Fui no museu. Várias divisões: hora de brincar, hora de plantar… A cidade se construiu no século dezenove. Plantação de café, imigrantes europeus, escravos. Fotos, instrumentos de trabalho, e o ferro que prendia os escravos, pesado, negro como eles, forte. Lembrei das lutas, quilombo, Zumbi, o homem aprisionando outro homem. O que mais gostei foram de dois painéis. De um lado, lugares, vários textos assinados ou anônimos. A maioria escreveu sobre infância. Tinha textos engraçados, saudosistas, e achei até um poema anônimo: “Em cada rua movimentada deixei/ ali um pedaço de mim”. Do outro lado um painel bonito: o que você tombaria/eternizaria. Não achei nenhuma boa resposta. O mais comum era eternizar a mãe, pai, família, essas coisas. E, num pilar, pequenos papéis te convidando a responder. Deixei lá meu bilhetinho: Eternizaria…. nada. Deixa a vida correr…
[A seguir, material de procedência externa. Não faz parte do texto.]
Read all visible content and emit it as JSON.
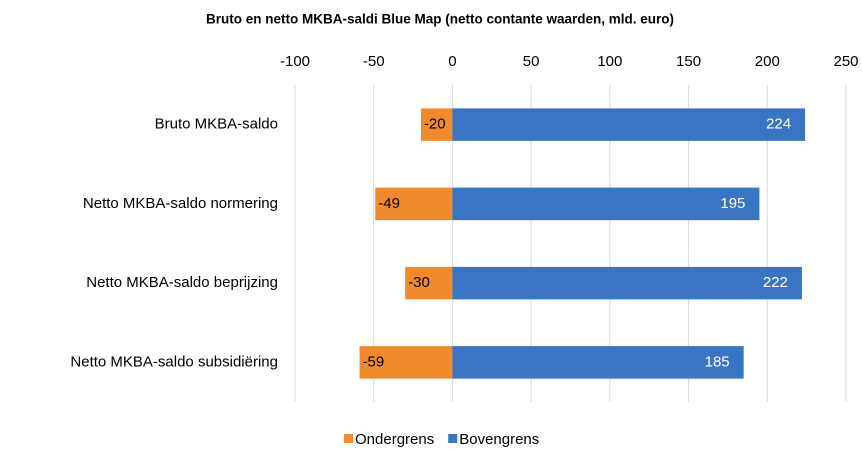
{
  "chart_data": {
    "type": "bar",
    "orientation": "horizontal",
    "title": "Bruto en netto MKBA-saldi Blue Map (netto contante waarden, mld. euro)",
    "categories": [
      "Bruto MKBA-saldo",
      "Netto MKBA-saldo normering",
      "Netto MKBA-saldo beprijzing",
      "Netto MKBA-saldo subsidiëring"
    ],
    "series": [
      {
        "name": "Ondergrens",
        "color": "#f08a2c",
        "values": [
          -20,
          -49,
          -30,
          -59
        ]
      },
      {
        "name": "Bovengrens",
        "color": "#3a75c4",
        "values": [
          224,
          195,
          222,
          185
        ]
      }
    ],
    "xlim": [
      -100,
      250
    ],
    "xticks": [
      -100,
      -50,
      0,
      50,
      100,
      150,
      200,
      250
    ],
    "grid": true,
    "legend": "bottom"
  }
}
Na rodoviária de Amparo, indo embora, duas cenas. Na porta do banheiro, três cachorros grandes. Sorri para um senhor, e ele disse: estão esperando o dono. No banheiro feminino, nas portas geralmente tem escritos de putaria, mas de Amparo, mensagens de ajuda feminista: você é linda, não deixem que falem diferente; não fique num relacionamento abusivo… Amparo, vanguarda feminista, quem diria. Rodoviária de Campinas. Cheguei por volta das cinco e meia da tarde, meu ônibus para Curitiba, às sete. Meu filho e sua companheira foram me encontrar. Eles me deram um livro do astrofísico Neil de Grasse Tyson, sobre as origens do universo, das estrelas: “como você não conseguiu vê-las…”. Foi realmente uma surpresa. Muito carinhosa.
Pensei: a vida é estranha mesmo. A gente mira num alvo, acerta em outro. Como canta Doris Day no filme O Homem Que Sabia Demais (1956, Alfred Hitchcock), “o que será, será”. Eu, para enfrentar este presente trágico, preciso inventar um futuro.